You should know this for understanding jaundice, and metabolism of bilirubin is a process that begins in the blood, with the...

  1. Erythrocytes - Contain haemoglobin. Run around the body in the blood until passing into the spleen
  2. Spleen - Breaks up the old blood cells, cracking apart the haemoglobin to produce haem, then biliverdin and then unconjugated bilirubin. It then chucks the whole lot out into the portal vein which passes to the liver
  3. Liver - It gets conjugated (and so becomes water soluble). The conjugated bilirubin then passes out into the gut
  4. Gut - In the gut, jolly old conjugated bilirubin is converted by bacteria into urobilinogen. Some leaves in urine, much is reabsorbed into the enterohepatic circulation then a large amount of it is oxidised to stercobilinogen, and excreted in the faeces…
  5. Faeces - Stercobilinogen is the main pigment in poo. That is about it really except…
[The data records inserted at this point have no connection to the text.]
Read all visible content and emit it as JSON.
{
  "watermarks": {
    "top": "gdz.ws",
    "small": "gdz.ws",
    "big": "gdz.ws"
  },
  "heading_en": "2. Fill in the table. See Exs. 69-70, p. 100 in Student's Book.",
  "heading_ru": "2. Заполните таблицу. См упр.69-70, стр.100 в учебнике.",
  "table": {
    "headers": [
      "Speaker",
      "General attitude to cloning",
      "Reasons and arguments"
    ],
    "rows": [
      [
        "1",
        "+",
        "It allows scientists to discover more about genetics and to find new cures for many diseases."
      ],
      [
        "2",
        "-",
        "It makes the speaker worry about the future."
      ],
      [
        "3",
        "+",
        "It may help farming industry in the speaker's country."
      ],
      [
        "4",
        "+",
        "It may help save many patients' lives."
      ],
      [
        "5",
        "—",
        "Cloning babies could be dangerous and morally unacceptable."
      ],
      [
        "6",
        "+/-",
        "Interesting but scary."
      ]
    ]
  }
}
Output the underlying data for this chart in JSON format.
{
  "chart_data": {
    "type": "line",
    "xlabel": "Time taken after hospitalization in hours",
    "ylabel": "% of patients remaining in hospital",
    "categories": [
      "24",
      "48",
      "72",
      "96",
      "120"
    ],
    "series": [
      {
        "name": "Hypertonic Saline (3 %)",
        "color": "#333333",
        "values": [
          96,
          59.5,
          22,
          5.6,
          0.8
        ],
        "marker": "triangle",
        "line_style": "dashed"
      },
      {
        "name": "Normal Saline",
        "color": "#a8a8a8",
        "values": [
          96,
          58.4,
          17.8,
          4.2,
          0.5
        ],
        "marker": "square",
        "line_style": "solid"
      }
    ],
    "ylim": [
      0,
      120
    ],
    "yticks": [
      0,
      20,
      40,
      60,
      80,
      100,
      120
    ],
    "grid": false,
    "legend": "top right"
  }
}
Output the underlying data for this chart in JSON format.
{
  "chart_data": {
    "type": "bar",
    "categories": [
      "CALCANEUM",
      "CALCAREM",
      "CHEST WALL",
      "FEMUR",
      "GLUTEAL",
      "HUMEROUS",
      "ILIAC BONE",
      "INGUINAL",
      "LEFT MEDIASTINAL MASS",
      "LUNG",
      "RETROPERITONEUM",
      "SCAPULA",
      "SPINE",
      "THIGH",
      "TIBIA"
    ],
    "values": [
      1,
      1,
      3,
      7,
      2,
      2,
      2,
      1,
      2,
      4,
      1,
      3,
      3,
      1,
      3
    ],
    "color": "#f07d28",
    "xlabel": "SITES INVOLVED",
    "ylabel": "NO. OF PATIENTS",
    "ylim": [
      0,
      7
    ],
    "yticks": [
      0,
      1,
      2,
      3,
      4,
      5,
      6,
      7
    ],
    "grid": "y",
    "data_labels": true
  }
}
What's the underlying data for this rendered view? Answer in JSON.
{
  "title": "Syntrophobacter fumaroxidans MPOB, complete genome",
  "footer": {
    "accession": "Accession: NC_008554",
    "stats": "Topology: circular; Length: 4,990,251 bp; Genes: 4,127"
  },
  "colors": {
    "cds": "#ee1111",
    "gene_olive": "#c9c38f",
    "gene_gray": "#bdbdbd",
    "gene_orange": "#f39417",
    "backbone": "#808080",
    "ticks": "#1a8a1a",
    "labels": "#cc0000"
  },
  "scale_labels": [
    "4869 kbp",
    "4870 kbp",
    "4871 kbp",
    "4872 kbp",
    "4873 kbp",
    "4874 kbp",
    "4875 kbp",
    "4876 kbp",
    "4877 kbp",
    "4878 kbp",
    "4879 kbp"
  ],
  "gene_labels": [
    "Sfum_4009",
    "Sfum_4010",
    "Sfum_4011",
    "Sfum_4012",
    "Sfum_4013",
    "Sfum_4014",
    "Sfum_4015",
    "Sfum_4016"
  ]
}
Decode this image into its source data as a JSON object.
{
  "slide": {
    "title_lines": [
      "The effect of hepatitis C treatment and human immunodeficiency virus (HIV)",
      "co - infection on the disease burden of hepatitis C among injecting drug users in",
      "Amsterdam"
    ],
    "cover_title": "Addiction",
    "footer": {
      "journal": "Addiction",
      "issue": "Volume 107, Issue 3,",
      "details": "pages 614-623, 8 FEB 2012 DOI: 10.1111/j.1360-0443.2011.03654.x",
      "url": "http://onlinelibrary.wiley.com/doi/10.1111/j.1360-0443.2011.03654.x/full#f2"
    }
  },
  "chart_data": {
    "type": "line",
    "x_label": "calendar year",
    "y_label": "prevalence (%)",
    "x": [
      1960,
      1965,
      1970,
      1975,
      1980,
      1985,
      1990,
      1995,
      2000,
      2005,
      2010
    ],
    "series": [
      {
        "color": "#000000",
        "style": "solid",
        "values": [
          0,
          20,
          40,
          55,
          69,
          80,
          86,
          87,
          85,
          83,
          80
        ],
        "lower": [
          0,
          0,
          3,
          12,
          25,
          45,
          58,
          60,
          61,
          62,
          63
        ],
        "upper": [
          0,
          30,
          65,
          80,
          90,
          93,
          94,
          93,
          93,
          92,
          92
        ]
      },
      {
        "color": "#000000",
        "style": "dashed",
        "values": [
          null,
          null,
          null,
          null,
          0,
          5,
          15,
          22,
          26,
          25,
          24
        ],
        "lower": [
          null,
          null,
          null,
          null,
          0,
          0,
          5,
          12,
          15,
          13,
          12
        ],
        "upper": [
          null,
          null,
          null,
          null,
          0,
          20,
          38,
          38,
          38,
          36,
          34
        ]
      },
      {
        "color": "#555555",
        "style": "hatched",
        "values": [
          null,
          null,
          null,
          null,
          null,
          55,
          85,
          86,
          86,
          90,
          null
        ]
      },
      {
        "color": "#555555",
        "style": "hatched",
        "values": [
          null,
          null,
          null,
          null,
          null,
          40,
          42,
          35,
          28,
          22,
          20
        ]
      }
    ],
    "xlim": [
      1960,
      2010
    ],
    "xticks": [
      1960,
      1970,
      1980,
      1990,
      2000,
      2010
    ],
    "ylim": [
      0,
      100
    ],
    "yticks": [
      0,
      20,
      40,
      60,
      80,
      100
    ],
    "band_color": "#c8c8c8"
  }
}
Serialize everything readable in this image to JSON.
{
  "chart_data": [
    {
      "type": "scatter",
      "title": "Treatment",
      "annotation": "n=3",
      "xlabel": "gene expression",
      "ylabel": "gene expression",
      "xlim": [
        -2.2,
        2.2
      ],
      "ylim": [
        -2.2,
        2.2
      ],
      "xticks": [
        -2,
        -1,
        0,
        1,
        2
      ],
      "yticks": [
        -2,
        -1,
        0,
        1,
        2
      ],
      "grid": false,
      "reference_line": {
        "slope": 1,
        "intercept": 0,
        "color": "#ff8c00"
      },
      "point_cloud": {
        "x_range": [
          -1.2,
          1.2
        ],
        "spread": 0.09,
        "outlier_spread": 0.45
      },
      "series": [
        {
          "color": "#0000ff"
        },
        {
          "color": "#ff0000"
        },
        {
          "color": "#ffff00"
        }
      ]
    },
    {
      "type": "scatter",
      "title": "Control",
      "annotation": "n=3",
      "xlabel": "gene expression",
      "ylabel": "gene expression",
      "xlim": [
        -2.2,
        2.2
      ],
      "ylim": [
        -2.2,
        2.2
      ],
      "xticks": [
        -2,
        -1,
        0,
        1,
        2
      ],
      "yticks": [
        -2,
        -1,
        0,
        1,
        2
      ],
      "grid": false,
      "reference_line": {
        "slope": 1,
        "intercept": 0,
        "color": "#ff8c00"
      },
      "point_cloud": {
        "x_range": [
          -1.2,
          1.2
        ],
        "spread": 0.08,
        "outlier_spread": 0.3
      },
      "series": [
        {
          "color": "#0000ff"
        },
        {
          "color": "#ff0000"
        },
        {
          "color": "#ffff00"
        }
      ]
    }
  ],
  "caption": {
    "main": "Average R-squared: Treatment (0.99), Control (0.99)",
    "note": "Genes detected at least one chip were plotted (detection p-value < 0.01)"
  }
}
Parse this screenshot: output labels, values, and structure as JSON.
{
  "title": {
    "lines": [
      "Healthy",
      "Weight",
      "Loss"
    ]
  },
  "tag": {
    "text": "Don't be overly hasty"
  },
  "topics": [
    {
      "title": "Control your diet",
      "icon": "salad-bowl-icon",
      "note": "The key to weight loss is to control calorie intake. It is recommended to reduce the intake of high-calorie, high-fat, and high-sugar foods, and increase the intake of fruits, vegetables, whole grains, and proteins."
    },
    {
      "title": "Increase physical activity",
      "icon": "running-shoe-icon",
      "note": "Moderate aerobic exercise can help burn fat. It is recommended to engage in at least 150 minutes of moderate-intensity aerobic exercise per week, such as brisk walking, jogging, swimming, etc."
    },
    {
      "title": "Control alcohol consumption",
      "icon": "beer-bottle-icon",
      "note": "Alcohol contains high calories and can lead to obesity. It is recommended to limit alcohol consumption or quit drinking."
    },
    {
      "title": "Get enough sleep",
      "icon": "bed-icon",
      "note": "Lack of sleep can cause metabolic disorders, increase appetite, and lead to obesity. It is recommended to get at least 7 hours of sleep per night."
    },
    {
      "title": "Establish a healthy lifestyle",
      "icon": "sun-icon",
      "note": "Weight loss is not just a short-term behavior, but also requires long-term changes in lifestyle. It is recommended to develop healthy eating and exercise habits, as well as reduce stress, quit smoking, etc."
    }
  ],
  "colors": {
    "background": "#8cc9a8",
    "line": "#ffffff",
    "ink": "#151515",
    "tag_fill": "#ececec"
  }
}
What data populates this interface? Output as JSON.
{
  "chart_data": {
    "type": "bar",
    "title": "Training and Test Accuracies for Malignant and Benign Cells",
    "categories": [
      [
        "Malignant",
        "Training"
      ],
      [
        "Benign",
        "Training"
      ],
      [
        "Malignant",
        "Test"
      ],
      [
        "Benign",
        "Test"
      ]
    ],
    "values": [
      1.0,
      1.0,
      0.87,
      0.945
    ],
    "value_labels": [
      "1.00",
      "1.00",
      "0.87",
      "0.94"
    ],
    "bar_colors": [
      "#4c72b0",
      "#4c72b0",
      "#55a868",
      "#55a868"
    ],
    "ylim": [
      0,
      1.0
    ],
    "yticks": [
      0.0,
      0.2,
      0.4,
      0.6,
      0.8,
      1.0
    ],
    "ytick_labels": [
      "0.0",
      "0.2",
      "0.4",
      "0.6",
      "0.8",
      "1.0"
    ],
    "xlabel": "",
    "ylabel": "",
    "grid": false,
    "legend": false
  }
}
  6. Urine - A small amount of conjugated bilirubin is absorbed straight from the liver. If the bile duct is blocked then a whole lot more goes into the urine, making it darker. A tiny amount of urobilinogen is absorbed from the gut. In early or recovering hepatitis, this results in pre-formed stercobilinogen appearing in the urine in excess as urobilinogen. Once the biliary obstruction is established this levels drops – so it is a sensitive marker of early liver damage. Confused? Me too.
  7. Enterohepatic Circulation - The urobilinogen is reabsorbed, and travels back through the liver and down the bile duct again. This returns the cholic acid and chenodeoxycholic acid to the liver, enhancing bile secretion.